A record 38 million people worldwide have been displaced within their own country due to conflicts or violence, according to a new study released Wednesday by the Norwegian Refugee Council's Internal Displacement Monitoring Center.

Eleven million were newly displaced last year, the equivalent of 30,000 people each day.

"These are the worst figures for forced displacement in a generation, signaling our complete failure to protect innocent civilians," said Jan Egeland, secretary-general of the Norwegian Refugee Council, according to The Associated Press.

The group said the number of internally displaced worldwide was 4.7 million more than in 2013.

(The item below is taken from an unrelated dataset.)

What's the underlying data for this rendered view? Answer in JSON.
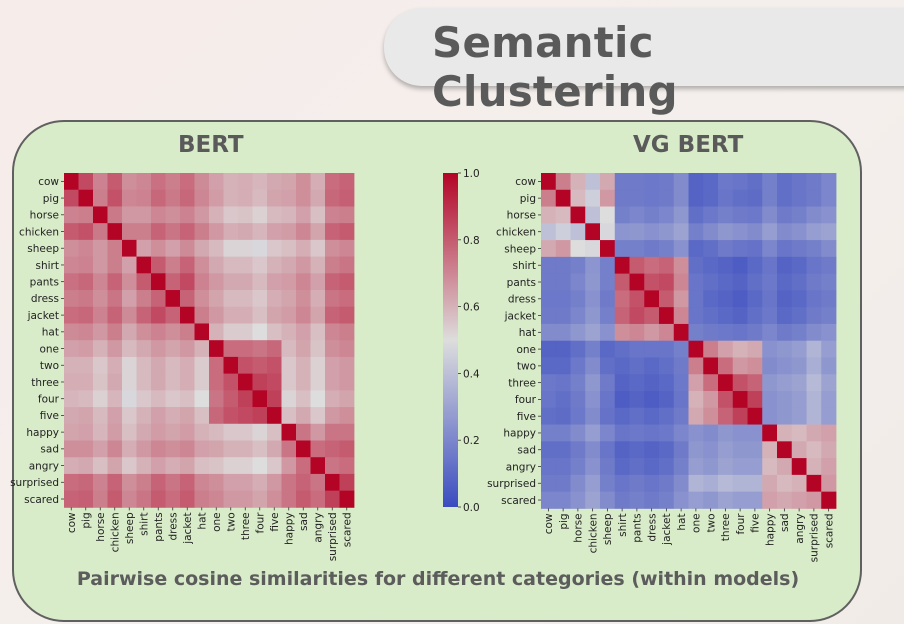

Most of the newly displaced people live in just five countries - Iraq, South Sudan, Syria, Congo and Nigeria, according to the report

In 2014, Iraqi civilians were the most displaced, with at least 2.2 million forced to flee from the Islamic State group.

Syria has the most internally displaced, with 7.6 million, or 35 percent of the population, forced to relocate due to the country's 5-year-long civil war. At least 1.1 million were newly displaced in 2014. Over 220,000 people have been killed and 1 million wounded in that conflict, according to the AP.

Egeland said the report should serve as a wake up call for international diplomacy.

"What it really is a damning verdict of international diplomacy, of the lack of good governance in countries, lack of regional cooperation," he said, adding that conflicting governments should "sit down and discuss reconciliation and cooperation" with the armed groups so they don't "pull in opposite directions, but pull in the same direction."